Ribas tem 36 anos. Nasceu em Braga, mas passou últimas quase três décadas nos Estados Unidos, onde construiu o seu percurso até agora, primeiro na crítica de arte e, depois, em cargos de curadoria em instituições como o MIT List Arts Center, o centro de artes visuais do famoso Instituto de Tecnologia de Massachusetts, em Cambridge (2009-2014), e o The Drawing Center, de Nova Iorque (2007-2009). Inicialmente estagiário de Carolyn Christov-Bakargiev no P.S. 1, em sete anos recebeu quatro prémios para melhor exposição do ano atribuídos por observadores como a delegação norte-americana da Associação Internacional de Críticos de Arte. E estamos a falar dos Estados Unidos, onde a competição é feroz. Entretanto, no fim do ano passado chegou ao Porto como adjunto da nova directora do museu, Suzanne Cotter. Afinal, o que o trouxe a Portugal? Que faz ele aqui?
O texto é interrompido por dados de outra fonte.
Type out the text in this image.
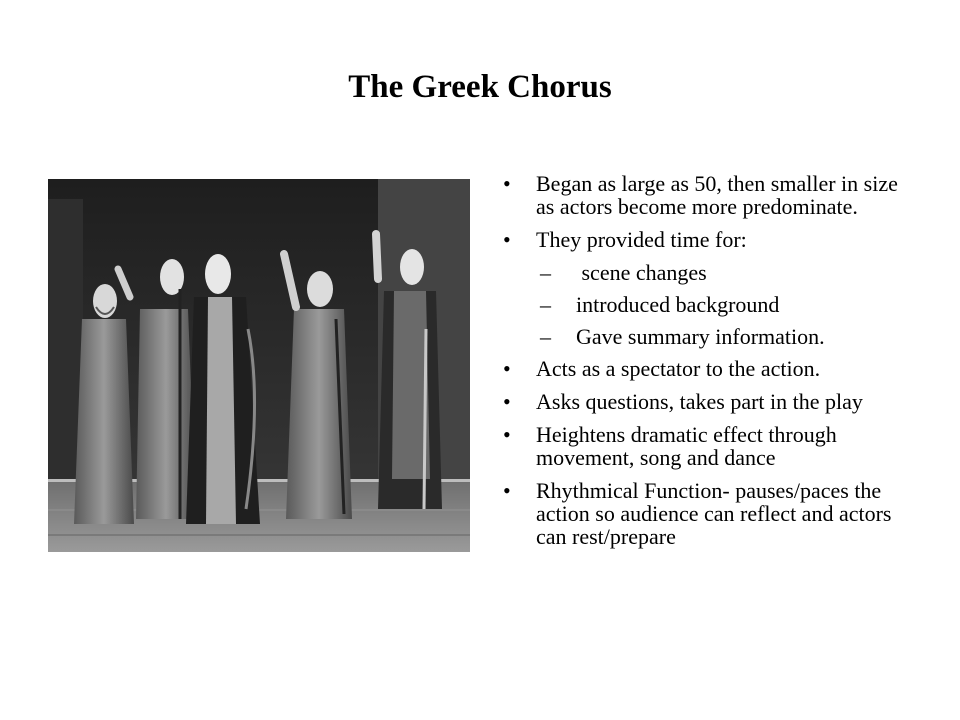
The Greek Chorus
• Began as large as 50, then smaller in size as actors become more predominate.
• They provided time for:
– scene changes
– introduced background
– Gave summary information.
• Acts as a spectator to the action.
• Asks questions, takes part in the play
• Heightens dramatic effect through movement, song and dance
• Rhythmical Function- pauses/paces the action so audience can reflect and actors can rest/prepare
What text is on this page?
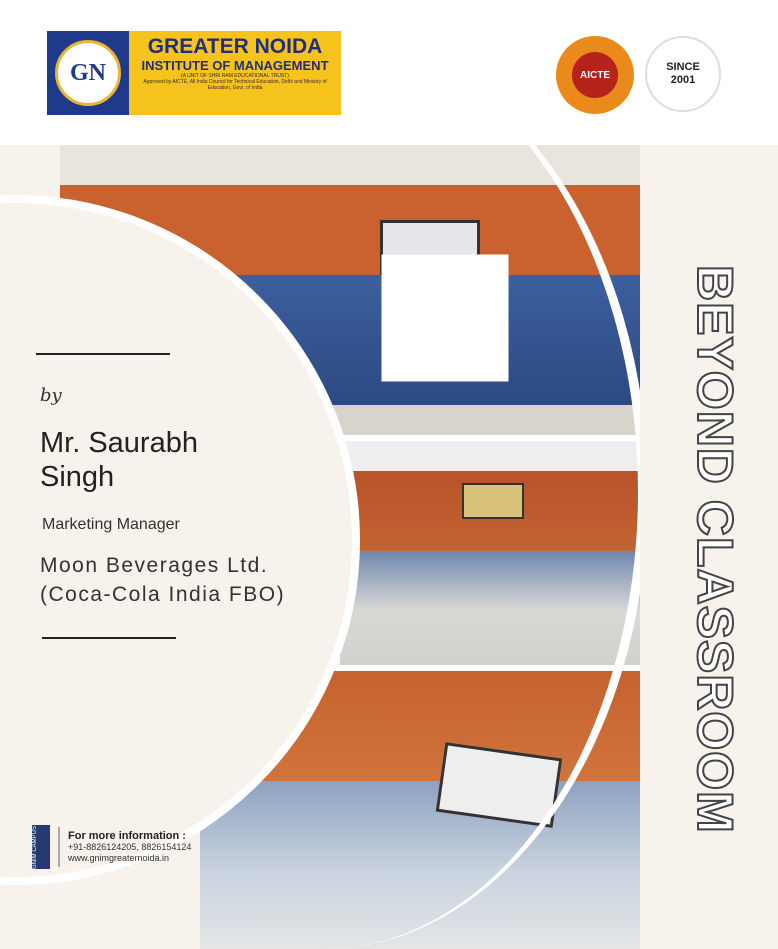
GN
GREATER NOIDA
INSTITUTE OF MANAGEMENT
(A UNIT OF SHRI RAM EDUCATIONAL TRUST)
Approved by AICTE, All India Council for Technical Education, Delhi and Ministry of Education, Govt. of India
AICTE
SINCE
2001
by
Mr. Saurabh
Singh
Marketing Manager
Moon Beverages Ltd.
(Coca-Cola India FBO)	BEYOND CLASSROOM
GNIM CAMPUS	For more information :
+91-8826124205, 8826154124
www.gnimgreaternoida.in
Aventamos a hipótese de já nem ser bem português, mas ele recusa. “Sou português, nasci em Portugal e tenho uma experiência completamente portuguesa, no sentido de ser imigrante. Também sempre senti e tive uma relação com a Cultura e a arte portuguesa, através de vários artistas portugueses com quem já trabalhei e com os quais tenho uma relação próxima.”
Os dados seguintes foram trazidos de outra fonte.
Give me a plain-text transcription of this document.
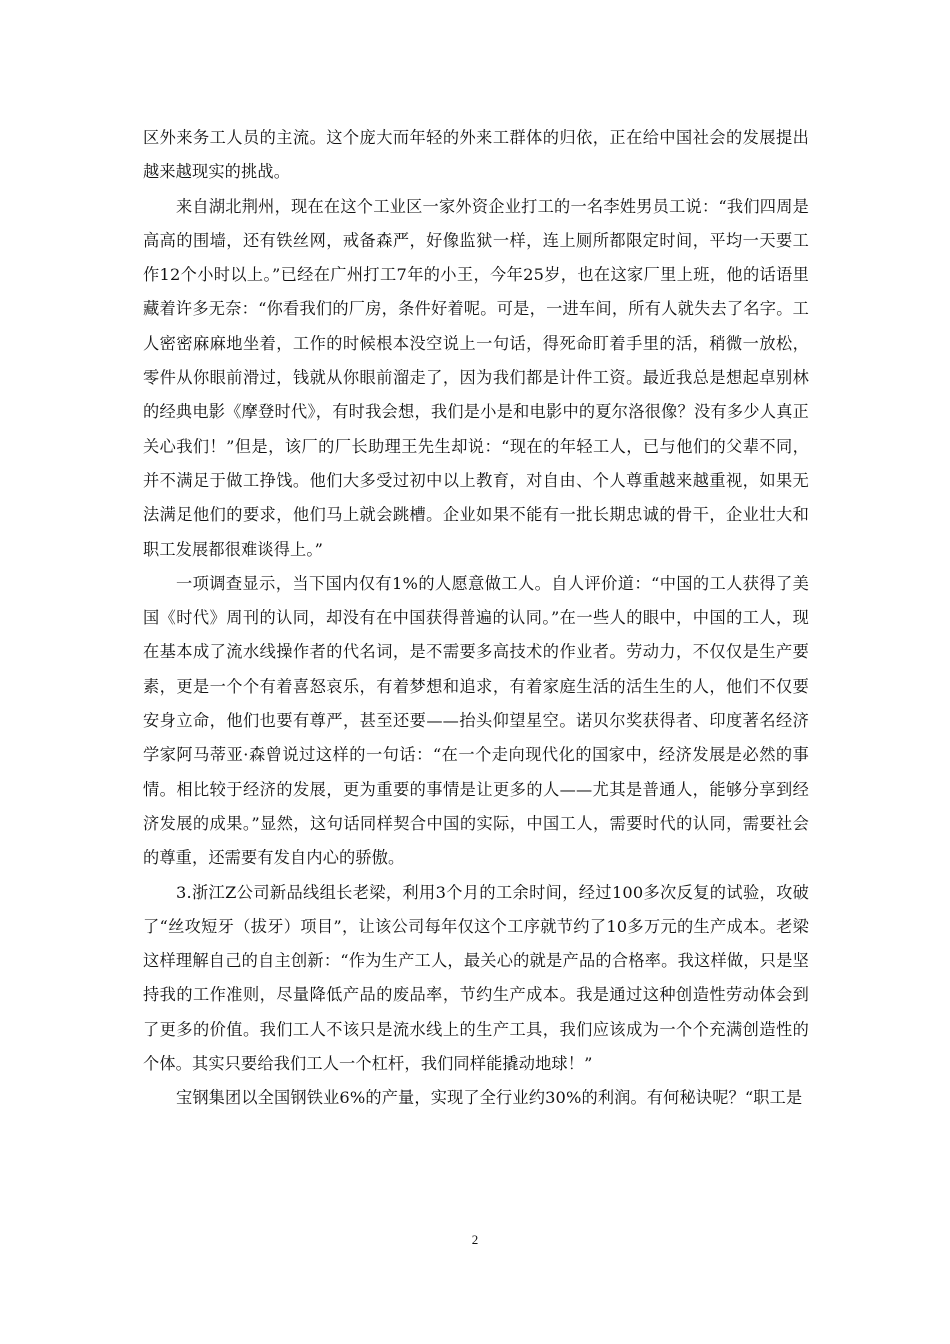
区外来务工人员的主流。这个庞大而年轻的外来工群体的归依，正在给中国社会的发展提出越来越现实的挑战。

来自湖北荆州，现在在这个工业区一家外资企业打工的一名李姓男员工说：“我们四周是高高的围墙，还有铁丝网，戒备森严，好像监狱一样，连上厕所都限定时间，平均一天要工作12个小时以上。”已经在广州打工7年的小王，今年25岁，也在这家厂里上班，他的话语里藏着许多无奈：“你看我们的厂房，条件好着呢。可是，一进车间，所有人就失去了名字。工人密密麻麻地坐着，工作的时候根本没空说上一句话，得死命盯着手里的活，稍微一放松，零件从你眼前滑过，钱就从你眼前溜走了，因为我们都是计件工资。最近我总是想起卓别林的经典电影《摩登时代》，有时我会想，我们是小是和电影中的夏尔洛很像？没有多少人真正关心我们！”但是，该厂的厂长助理王先生却说：“现在的年轻工人，已与他们的父辈不同，并不满足于做工挣饯。他们大多受过初中以上教育，对自由、个人尊重越来越重视，如果无法满足他们的要求，他们马上就会跳槽。企业如果不能有一批长期忠诚的骨干，企业壮大和职工发展都很难谈得上。”

一项调查显示，当下国内仅有1%的人愿意做工人。自人评价道：“中国的工人获得了美国《时代》周刊的认同，却没有在中国获得普遍的认同。”在一些人的眼中，中国的工人，现在基本成了流水线操作者的代名词，是不需要多高技术的作业者。劳动力，不仅仅是生产要素，更是一个个有着喜怒哀乐，有着梦想和追求，有着家庭生活的活生生的人，他们不仅要安身立命，他们也要有尊严，甚至还要——抬头仰望星空。诺贝尔奖获得者、印度著名经济学家阿马蒂亚·森曾说过这样的一句话：“在一个走向现代化的国家中，经济发展是必然的事情。相比较于经济的发展，更为重要的事情是让更多的人——尤其是普通人，能够分享到经济发展的成果。”显然，这句话同样契合中国的实际，中国工人，需要时代的认同，需要社会的尊重，还需要有发自内心的骄傲。

3.浙江Z公司新品线组长老梁，利用3个月的工余时间，经过100多次反复的试验，攻破了“丝攻短牙（拔牙）项目”，让该公司每年仅这个工序就节约了10多万元的生产成本。老梁这样理解自己的自主创新：“作为生产工人，最关心的就是产品的合格率。我这样做，只是坚持我的工作准则，尽量降低产品的废品率，节约生产成本。我是通过这种创造性劳动体会到了更多的价值。我们工人不该只是流水线上的生产工具，我们应该成为一个个充满创造性的个体。其实只要给我们工人一个杠杆，我们同样能撬动地球！”

宝钢集团以全国钢铁业6%的产量，实现了全行业约30%的利润。有何秘诀呢？“职工是

2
É a primeira parte da resposta. Na segunda surge o repúdio pela carga pejorativa face ao país que se insinua sempre que se pergunta a alguém porque decidiu voltar: “A pergunta implica que tudo o que está lá fora é bom e o que está cá dentro é mau. Não reconheço isso. Não existe.” Depois há outra questão – ele não está “a voltar”: “Sou uma pessoa diferente da que era quando sai de cá. Era uma criança. E hoje as condições do país também são completamente diferentes, em todos os sentidos – socialmente, economicamente, politicamente. São várias décadas de transformação. Nesse sentido, não se volta. Reanima-se uma relação, reinveste-se.”
Outra questão resvaladiça: a da falta de presença histórica dos artistas portugueses nos circuitos internacionais e da relativa invisibilidade a que a posição periférica do contexto nacional parece votar os seus agentes. Pessoas como ele.
Ribas recusa. Depois de um período de uma certa ansiedade em marcar presença, diz que “a nova geração de artistas portugueses participa da cena internacional”. Sublinha também que, de qualquer forma, potenciar o grau dessa participação faz parte da sua missão – da missão de qualquer curador em qualquer lugar do mundo. “A minha responsabilidade é programar os artistas. É menos uma preocupação pessoal e mais uma ética da minha função. Tenho a certeza que qualquer artista português pode participar em qualquer bienal. Sem dúvida. Sempre achei que a arte portuguesa tem uma história importante e um potencial altíssimo. A nossa responsabilidade [no museu] é ajudar a esse conhecimento.”
Serralves tem projecção internacional, um historial de ambição e um percurso nessa via de trabalho. “No corredor dos nossos gabinetes temos os cartazes das exposições que se fizeram aqui nos últimos 15 anos”, sublinha Ribas, “e é inacreditável o que lá está! Lygia Clark, Nan Goldin, Christopher Williams, Warhol, Claes Oldenburg... E depois os portugueses: René Bertholo, Alberto Carneiro, Ana Jotta…”
Por outro lado, é pensar o curador como mediador: “Eu faço o que faço porque quero transmitir a energia, o prazer e o momento de clarividência de [estar frente a uma obra de arte e] ver o mundo como outra pessoa o vê. Quero que outros vivam essa experiencia afectiva, intelectual e sensorial, que sintam essa electricidade. Seja uma coisa que venha da Tailândia, de Coimbra ou Braga, a emoção é a mesma: a euforia, o nervosismo de querer partilhar. É por isso que faço isto.”
É uma história de “afectos mortos que têm de ser activados”. Fazer a mediação – entre a instituição e o artista, entre a obra e o espaço, a obra e o público… Mesmo o público muitas vezes esquecido pelos curadores: o infantil. “Este museu está cheio quase todos os dias. E a energia das crianças mal comportadas no espaço é incrível. Entram e ficam logo ou de olhos esbugalhados [de fascínio] ou a torcer o nariz [em recusa]. Provavelmente como curador não devia dizer isto, mas adoro quando desatam a correr pela rampa. Estão vivas.”